Manufacturer Airbus had previously announced no more A380s would be built after 2021 - even though planes in service could keep flying well into the 2030s.
Like the Boeing 747, the double-decker, four-engine A380 - which turned 15 at the end of April - have been increasingly shunned by airlines in favour of large but more efficient twin-engine aircraft like the Boeing 777 and Airbus A350.

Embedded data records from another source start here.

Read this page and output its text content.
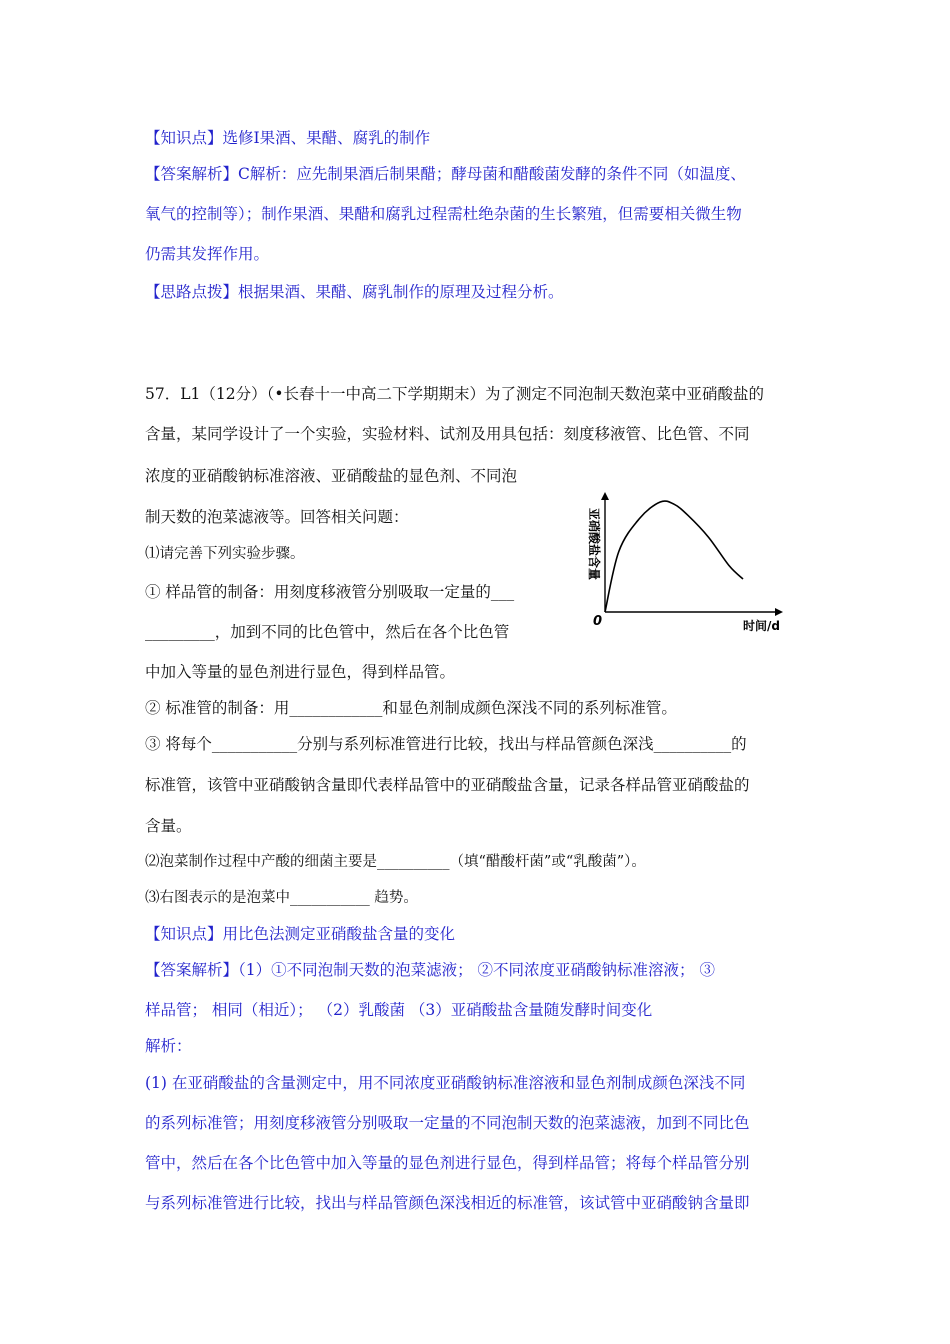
【知识点】选修Ⅰ果酒、果醋、腐乳的制作
【答案解析】C解析：应先制果酒后制果醋；酵母菌和醋酸菌发酵的条件不同（如温度、
氧气的控制等）；制作果酒、果醋和腐乳过程需杜绝杂菌的生长繁殖，但需要相关微生物
仍需其发挥作用。
【思路点拨】根据果酒、果醋、腐乳制作的原理及过程分析。
57．L1（12分）（•长春十一中高二下学期期末）为了测定不同泡制天数泡菜中亚硝酸盐的
含量，某同学设计了一个实验，实验材料、试剂及用具包括：刻度移液管、比色管、不同
浓度的亚硝酸钠标准溶液、亚硝酸盐的显色剂、不同泡
制天数的泡菜滤液等。回答相关问题：
⑴请完善下列实验步骤。
① 样品管的制备：用刻度移液管分别吸取一定量的___
_________，加到不同的比色管中，然后在各个比色管
中加入等量的显色剂进行显色，得到样品管。
② 标准管的制备：用____________和显色剂制成颜色深浅不同的系列标准管。
③ 将每个___________分别与系列标准管进行比较，找出与样品管颜色深浅__________的
标准管，该管中亚硝酸钠含量即代表样品管中的亚硝酸盐含量，记录各样品管亚硝酸盐的
含量。
⑵泡菜制作过程中产酸的细菌主要是__________（填“醋酸杆菌”或“乳酸菌”）。
⑶右图表示的是泡菜中___________ 趋势。
【知识点】用比色法测定亚硝酸盐含量的变化
【答案解析】（1）①不同泡制天数的泡菜滤液； ②不同浓度亚硝酸钠标准溶液； ③
样品管； 相同（相近）； （2）乳酸菌 （3）亚硝酸盐含量随发酵时间变化
解析：
(1) 在亚硝酸盐的含量测定中，用不同浓度亚硝酸钠标准溶液和显色剂制成颜色深浅不同
的系列标准管；用刻度移液管分别吸取一定量的不同泡制天数的泡菜滤液，加到不同比色
管中，然后在各个比色管中加入等量的显色剂进行显色，得到样品管；将每个样品管分别
与系列标准管进行比较，找出与样品管颜色深浅相近的标准管，该试管中亚硝酸钠含量即
亚硝酸盐含量
0	时间/d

"Even larger than the 747, the A380 is way, way too big for the new world of reduced demand for air travel we are seeing now," Alberto Rivo from the Points Guy wrote in March.
"While many A380s are grounded, some of them are likely to return to service once demand comes back, but the writing is on the wall: The future belongs to twin jets."
Aircraft expert John Grant recently told CNN the A380 was simply "too big for current needs".
"If airlines are going to maintain any schedules they need to match capacity to demand; that means in many cases smaller aircraft types and - as we are seeing - large frequency reductions," Mr Grant said.
"The A380 doesn't fit that bill, especially when many airline operators require large proportions of transfer traffic from other countries. With countries being locked down it just does not make commercial sense, despite the cost of fuel currently being so low."
Earlier this month Qatar Airways said it would permanently ground half its A380 fleet, calling the model one of the "worst aircraft when it comes to emissions."